Dowry continues to plague a country like India, more so today than before. Looks like the rising dowries and female infanticide feed into each other. For example in one of her papers, Anja Sautmann of Brown University tests the proposition that if women marry younger than men, increased population growth leads to a surplus of women in the marriage market possibly leading to dowry inflation.
There are other features that need to be added to the male female age gap at marriage in order to have such inflation. If we start with a situation of more males than females, population growth and add the practice of females marrying younger than males, then it leads to the problem of ‘marriage squeeze’. It literally means that there are few older men available to marry for women every cohort leading to increase in the dowry. This in turn leads to raising ‘a girl child’ deemed to be costlier than raising a male creating incentives for infanticide. You can find Anja’s interesting analysis of marriage squeeze in India here.
Worse economic conditions in rural parts only add to the problems created by marriage squeeze and dowry inflation. In a post on my other blog, I describe some research that shows how negative rainfall shocks could lead to a lower probability of a girl child surviving This happens because of lack of credit and insurance arrangements to tide over negative production and consumption shocks. So in the spirit of dismal science, a female child faces higher mortality risk because the poor rural household is trying to smooth consumption in the absence of any kind of insurance. Though it sounds cynical, it has interesting policy implications- specifically that providing some kind of consumption smoothing mechanism to rural landless households might lead to a better male-female ratio.

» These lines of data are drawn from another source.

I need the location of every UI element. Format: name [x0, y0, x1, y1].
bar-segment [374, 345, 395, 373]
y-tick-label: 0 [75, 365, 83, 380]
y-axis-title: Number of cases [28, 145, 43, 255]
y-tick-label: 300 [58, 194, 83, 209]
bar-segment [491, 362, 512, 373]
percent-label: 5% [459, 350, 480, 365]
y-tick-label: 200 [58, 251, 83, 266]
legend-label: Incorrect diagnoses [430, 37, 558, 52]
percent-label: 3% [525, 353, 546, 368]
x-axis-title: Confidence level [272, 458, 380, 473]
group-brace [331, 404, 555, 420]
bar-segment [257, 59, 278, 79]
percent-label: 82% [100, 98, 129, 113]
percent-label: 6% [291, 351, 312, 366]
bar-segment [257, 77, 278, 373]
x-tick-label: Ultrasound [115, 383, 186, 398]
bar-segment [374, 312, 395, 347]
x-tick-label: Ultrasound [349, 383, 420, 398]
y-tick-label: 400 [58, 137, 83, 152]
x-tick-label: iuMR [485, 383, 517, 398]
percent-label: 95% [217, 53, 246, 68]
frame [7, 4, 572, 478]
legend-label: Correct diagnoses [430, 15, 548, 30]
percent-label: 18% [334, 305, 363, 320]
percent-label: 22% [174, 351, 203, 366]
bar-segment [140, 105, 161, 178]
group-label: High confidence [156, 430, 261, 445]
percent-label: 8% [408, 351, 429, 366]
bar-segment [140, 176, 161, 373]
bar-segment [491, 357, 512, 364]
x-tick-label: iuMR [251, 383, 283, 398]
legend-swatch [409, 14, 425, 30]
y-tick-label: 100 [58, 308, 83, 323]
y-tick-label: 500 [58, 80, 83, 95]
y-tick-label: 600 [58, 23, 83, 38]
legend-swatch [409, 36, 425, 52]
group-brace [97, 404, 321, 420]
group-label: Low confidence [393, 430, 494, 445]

Natural economic and social forces might take its course and correct the social imbalances arising out of such socio-economic conditions. More women might prefer to stay unmarried and better economic prospects will only make easier. Rational brides and grooms might soon realize that age gap has to be reduced in order to increase the probability of getting married. But this all might take a lot of time and given the increasingly young population of India, the situation might only get worse if interventions are not deliberate to speed up the necessary process of change.